The two worked hard to put the project together and shop for the shoes during their lunch break at school, while Gose mainly secured the business sponsorships and kept them apprised of the pair’s progress.

“I still get into contact with some of them today, they’re asking how it’s going and so I’m keeping them updated, and that’s really nice,” Gose said.

They said there is still fundraised money left over that will be used to continue Kicks for Kids for the foreseeable future.

“We want to leave some money for next year so they have a foundation to get started off of, too,” Cruz said.

The pair’s endeavor has also caught the attention of local social media, where they have received a lot of compliments for their work. Cruz said having the publicity is good for the community to know what’s going on.

“If you go on Facebook, and you go through the comments, they’re like, ‘Oh, my student got shoes and I didn’t know who was behind the scenes,’ and it was a little moment for us, like, oh my goodness, it’s actually making an impact for these kids,” Cruz said.
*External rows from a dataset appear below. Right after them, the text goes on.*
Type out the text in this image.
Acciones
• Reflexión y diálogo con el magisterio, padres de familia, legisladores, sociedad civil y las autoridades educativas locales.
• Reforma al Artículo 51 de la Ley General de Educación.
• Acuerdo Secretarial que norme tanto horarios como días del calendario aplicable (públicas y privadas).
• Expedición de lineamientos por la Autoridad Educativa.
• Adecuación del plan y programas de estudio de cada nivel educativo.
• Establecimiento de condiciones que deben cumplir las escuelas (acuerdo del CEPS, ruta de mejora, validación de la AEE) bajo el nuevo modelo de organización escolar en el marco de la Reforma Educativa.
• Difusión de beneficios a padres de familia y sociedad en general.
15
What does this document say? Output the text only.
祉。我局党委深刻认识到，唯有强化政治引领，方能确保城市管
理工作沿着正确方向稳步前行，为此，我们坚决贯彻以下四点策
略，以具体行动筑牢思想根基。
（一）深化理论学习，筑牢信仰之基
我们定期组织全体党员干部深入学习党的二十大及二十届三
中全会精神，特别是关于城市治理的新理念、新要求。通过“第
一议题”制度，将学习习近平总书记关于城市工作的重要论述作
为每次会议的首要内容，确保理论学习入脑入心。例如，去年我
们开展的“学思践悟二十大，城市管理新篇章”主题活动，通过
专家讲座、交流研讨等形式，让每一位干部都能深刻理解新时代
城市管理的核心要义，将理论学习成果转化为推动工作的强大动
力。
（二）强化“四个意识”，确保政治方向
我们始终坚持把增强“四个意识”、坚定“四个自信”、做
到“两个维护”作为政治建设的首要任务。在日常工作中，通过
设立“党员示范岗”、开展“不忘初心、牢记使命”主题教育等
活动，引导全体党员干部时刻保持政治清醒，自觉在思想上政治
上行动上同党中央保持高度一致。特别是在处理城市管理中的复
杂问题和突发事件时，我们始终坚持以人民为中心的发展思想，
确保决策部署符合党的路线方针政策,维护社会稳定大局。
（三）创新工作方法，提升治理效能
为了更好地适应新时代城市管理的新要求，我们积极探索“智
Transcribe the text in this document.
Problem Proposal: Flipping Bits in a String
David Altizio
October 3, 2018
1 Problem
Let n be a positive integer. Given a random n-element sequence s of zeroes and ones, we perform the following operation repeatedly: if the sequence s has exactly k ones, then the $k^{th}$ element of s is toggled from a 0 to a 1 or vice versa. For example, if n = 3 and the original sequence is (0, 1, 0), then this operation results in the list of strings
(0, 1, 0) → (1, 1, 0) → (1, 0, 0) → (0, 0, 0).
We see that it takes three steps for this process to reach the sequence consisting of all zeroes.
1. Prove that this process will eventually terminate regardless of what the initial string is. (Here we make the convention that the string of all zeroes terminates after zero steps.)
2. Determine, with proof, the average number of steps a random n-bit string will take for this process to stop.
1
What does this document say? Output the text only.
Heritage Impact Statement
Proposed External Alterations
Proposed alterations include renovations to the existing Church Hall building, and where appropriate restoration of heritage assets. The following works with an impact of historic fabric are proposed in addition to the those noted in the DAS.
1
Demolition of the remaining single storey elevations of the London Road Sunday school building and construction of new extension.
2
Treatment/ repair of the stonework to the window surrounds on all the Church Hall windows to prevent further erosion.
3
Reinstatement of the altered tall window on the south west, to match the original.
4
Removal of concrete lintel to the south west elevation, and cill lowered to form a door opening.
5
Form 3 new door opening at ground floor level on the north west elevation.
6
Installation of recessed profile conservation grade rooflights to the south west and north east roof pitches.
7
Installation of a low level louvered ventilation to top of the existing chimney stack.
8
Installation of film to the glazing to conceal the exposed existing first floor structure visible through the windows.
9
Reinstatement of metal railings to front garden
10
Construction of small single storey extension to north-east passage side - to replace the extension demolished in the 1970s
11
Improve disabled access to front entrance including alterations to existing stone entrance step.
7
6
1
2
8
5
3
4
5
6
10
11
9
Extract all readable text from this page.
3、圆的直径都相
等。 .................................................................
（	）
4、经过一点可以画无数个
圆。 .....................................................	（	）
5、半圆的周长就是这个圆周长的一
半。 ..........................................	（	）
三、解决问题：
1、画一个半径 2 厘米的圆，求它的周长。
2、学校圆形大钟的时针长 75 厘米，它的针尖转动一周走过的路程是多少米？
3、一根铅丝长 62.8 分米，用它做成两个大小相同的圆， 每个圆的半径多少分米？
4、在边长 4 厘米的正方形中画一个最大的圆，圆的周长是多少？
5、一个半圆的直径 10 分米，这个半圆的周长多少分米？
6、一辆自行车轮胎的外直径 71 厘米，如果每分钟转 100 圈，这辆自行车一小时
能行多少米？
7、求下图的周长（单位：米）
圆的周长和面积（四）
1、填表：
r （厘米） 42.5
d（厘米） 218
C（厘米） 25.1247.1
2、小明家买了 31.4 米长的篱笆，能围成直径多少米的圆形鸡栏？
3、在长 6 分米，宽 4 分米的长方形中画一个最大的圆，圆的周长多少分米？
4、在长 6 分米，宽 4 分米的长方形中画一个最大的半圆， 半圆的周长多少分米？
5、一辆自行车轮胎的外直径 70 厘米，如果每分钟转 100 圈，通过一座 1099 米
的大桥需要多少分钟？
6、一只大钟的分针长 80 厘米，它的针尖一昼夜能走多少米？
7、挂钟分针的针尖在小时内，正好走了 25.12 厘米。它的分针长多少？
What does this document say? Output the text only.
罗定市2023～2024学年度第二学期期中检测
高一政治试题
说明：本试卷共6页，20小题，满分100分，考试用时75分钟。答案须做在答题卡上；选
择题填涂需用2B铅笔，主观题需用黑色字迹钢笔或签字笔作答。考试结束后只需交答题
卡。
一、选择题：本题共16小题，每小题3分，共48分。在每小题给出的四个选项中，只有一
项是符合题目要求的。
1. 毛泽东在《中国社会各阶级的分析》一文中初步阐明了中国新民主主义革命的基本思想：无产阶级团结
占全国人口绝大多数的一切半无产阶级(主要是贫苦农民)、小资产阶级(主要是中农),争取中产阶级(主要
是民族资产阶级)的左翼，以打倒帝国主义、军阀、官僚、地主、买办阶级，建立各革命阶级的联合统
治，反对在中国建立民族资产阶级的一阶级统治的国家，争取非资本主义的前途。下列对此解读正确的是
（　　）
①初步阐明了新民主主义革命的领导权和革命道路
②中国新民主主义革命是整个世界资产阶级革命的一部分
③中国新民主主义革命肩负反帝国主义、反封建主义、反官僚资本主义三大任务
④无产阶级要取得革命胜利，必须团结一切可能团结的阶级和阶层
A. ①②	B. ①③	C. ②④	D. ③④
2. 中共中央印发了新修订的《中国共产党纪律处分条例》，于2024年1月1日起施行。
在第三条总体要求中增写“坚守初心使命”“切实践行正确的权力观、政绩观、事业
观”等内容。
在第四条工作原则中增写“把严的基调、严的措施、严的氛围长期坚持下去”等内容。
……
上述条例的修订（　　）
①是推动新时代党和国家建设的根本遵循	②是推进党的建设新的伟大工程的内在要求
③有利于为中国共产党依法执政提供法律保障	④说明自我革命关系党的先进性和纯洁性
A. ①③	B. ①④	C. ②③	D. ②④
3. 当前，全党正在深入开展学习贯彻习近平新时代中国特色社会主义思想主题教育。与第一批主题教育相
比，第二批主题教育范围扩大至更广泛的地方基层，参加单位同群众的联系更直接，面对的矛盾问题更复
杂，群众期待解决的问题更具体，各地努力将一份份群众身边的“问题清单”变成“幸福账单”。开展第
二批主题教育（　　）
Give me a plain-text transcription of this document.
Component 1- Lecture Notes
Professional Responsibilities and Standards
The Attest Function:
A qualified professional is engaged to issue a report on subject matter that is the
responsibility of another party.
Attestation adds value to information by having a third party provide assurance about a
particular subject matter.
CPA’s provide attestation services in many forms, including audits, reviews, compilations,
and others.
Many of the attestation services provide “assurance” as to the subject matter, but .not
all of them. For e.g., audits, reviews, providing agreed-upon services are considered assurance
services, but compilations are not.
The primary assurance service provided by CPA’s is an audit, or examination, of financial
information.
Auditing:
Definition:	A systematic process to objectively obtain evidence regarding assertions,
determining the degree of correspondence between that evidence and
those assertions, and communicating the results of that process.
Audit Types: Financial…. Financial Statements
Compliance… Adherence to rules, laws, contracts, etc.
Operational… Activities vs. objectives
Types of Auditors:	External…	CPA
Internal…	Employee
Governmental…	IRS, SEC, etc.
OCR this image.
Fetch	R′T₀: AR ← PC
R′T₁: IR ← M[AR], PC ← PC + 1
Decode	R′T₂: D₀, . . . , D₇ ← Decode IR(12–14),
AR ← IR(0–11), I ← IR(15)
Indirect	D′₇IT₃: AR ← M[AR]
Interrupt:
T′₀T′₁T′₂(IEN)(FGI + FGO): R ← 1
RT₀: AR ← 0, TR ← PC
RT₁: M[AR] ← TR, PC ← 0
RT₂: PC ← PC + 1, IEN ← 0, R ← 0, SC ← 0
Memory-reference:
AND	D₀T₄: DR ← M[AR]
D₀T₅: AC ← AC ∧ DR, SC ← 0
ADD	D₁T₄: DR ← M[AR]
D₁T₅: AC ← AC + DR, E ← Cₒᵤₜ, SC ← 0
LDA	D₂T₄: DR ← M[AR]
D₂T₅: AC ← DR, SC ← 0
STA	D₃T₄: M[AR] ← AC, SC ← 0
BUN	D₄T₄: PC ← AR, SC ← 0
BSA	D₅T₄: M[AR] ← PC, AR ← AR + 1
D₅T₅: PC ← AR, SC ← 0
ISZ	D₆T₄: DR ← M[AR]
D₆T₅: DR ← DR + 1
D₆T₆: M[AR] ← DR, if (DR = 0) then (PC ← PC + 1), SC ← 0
“Being able to see this project, we did the right thing. Being able to see that has been very rewarding for all the hours we put in wrapping the presents,” Gose said.

Muffley, the marketing teacher, said he was proud of Gose, Cruz, and the rest of his marketing students, for doing their part to make the fundraiser successful.

“I am always proud of my students. I’m hard on them, but they don’t realize deep down inside, this is why I do what I do, because I love my kids,” Muffley said. “It’s one of those things that they can take this and learn from this, and then they can carry it on to somebody else down the road. This is something they can take with them for the rest of their life.”

Overall, Gose and Cruz said they learned quite a bit from the Kicks for Kids campaign, and whether or not the project gets recognition or top marks from the DECA competition, being able to give back was the key thing they took away from it.

“We’re doing something, we’re making the difference that needs to be made,” Gose said.